L’accord affirme également que «la communauté kurde est une communauté indigène, composante essentielle de l’Etat syrien», qui «garantit son droit à la citoyenneté et l’ensemble de ses droits constitutionnels», tout en rejetant «les appels à la division, les discours de haine et les tentatives de semer la discorde entre les différentes composantes de la société syrienne». Il stipule aussi «le soutien à l’Etat syrien dans sa lutte contre les résidus du régime Assad et toutes les menaces pesant sur sa sécurité et son unité».
Les Kurdes marginalisés sous Assad, reconnus dans la nouvelle Syrie ?
L’administration autonome kurde, soutenue par les Etats-Unis, contrôle de vastes territoires dans le nord et l’est de la Syrie, riches en blé, pétrole et gaz, des ressources cruciales pour les autorités de Damas dans cette période de reconstruction.

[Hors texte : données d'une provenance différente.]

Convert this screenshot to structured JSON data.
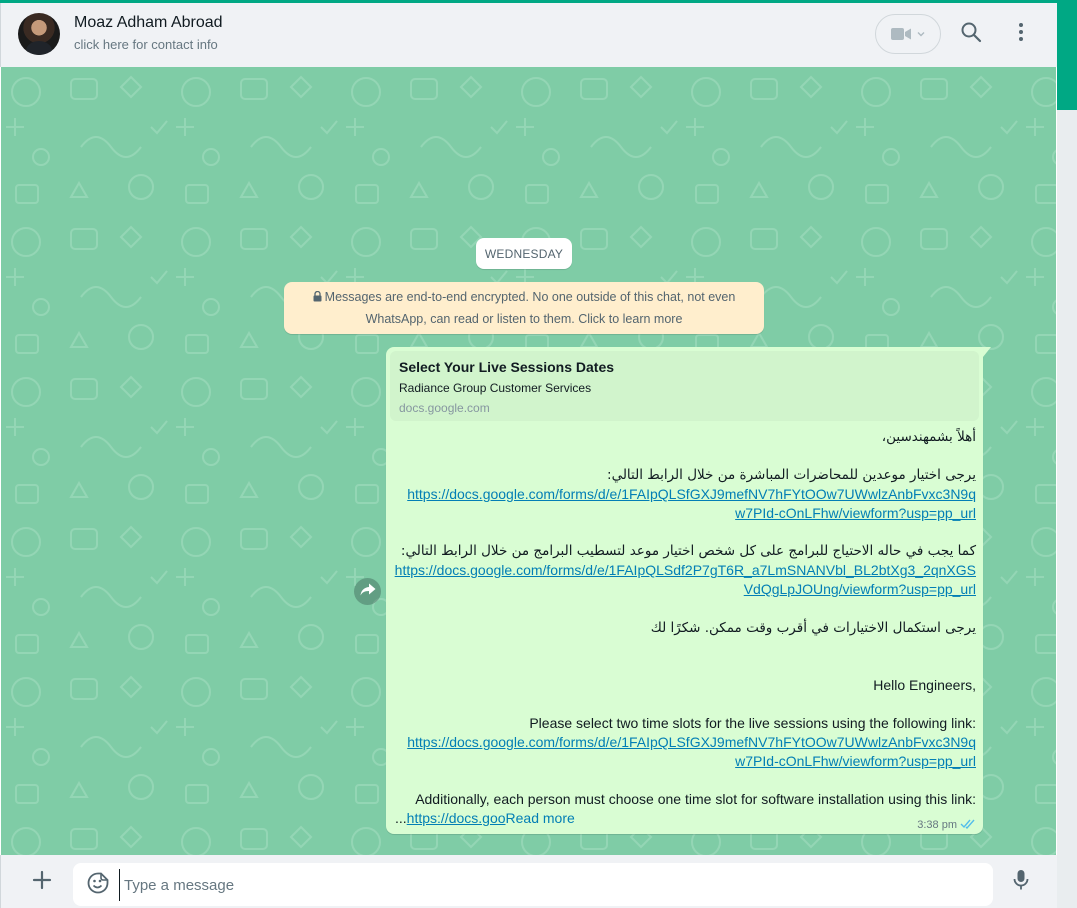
{
  "header": {
    "contact_name": "Moaz Adham Abroad",
    "contact_subtitle": "click here for contact info"
  },
  "chat": {
    "day_label": "WEDNESDAY",
    "encryption_notice": "Messages are end-to-end encrypted. No one outside of this chat, not even WhatsApp, can read or listen to them. Click to learn more",
    "message": {
      "link_preview": {
        "title": "Select Your Live Sessions Dates",
        "description": "Radiance Group Customer Services",
        "domain": "docs.google.com"
      },
      "lines": {
        "ar_greeting": "أهلاً بشمهندسين،",
        "ar_instruction1": "يرجى اختيار موعدين للمحاضرات المباشرة من خلال الرابط التالي:",
        "link1_part1": "https://docs.google.com/forms/d/e/1FAIpQLSfGXJ9mefNV7hFYtOOw7UWwlzAnbFvxc3N9q",
        "link1_part2": "w7PId-cOnLFhw/viewform?usp=pp_url",
        "ar_instruction2": "كما يجب في حاله الاحتياج للبرامج على كل شخص اختيار موعد لتسطيب البرامج من خلال الرابط التالي:",
        "link2_part1": "https://docs.google.com/forms/d/e/1FAIpQLSdf2P7gT6R_a7LmSNANVbl_BL2btXg3_2qnXGS",
        "link2_part2": "VdQgLpJOUng/viewform?usp=pp_url",
        "ar_closing": "يرجى استكمال الاختيارات في أقرب وقت ممكن. شكرًا لك",
        "en_greeting": "Hello Engineers,",
        "en_instruction1": "Please select two time slots for the live sessions using the following link:",
        "link3_part1": "https://docs.google.com/forms/d/e/1FAIpQLSfGXJ9mefNV7hFYtOOw7UWwlzAnbFvxc3N9q",
        "link3_part2": "w7PId-cOnLFhw/viewform?usp=pp_url",
        "en_instruction2": "Additionally, each person must choose one time slot for software installation using this link:",
        "truncated_link": "https://docs.goo",
        "ellipsis": "...",
        "read_more": "Read more"
      },
      "time": "3:38 pm",
      "status": "read-double-tick"
    }
  },
  "composer": {
    "placeholder": "Type a message"
  },
  "colors": {
    "accent": "#00a884",
    "chat_background": "#7fcca6",
    "outgoing_bubble": "#d9fdd3",
    "link": "#027eb5",
    "notice_background": "#ffeecd"
  },
  "icons": {
    "video": "video-call-icon",
    "dropdown": "chevron-down-icon",
    "search": "search-icon",
    "menu": "kebab-menu-icon",
    "lock": "lock-icon",
    "forward": "forward-icon",
    "ticks": "double-tick-icon",
    "attach": "plus-icon",
    "emoji": "sticker-icon",
    "mic": "microphone-icon"
  }
}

Bras armé de cette administration, les FDS ont joué un rôle clé dans la lutte contre le groupe jihadiste Etat islamique, battu dans son dernier bastion en 2019. Selon le chercheur spécialiste de la Syrie Fabrice Balanche, les Arabes représentent plus de 60 % de la population vivant sous l’administration autonome kurde.
Marginalisés et réprimés sous le régime de la famille Assad, les Kurdes ont été privés, pendant des décennies, du droit de parler leur langue, de célébrer leurs fêtes et, pour un grand nombre d’entre eux, de la nationalité syrienne. Pendant la guerre civile déclenchée en 2011, ils ont mis en place une administration autonome dans le nord-est du pays, avec leurs propres institutions éducatives, sociales et militaires.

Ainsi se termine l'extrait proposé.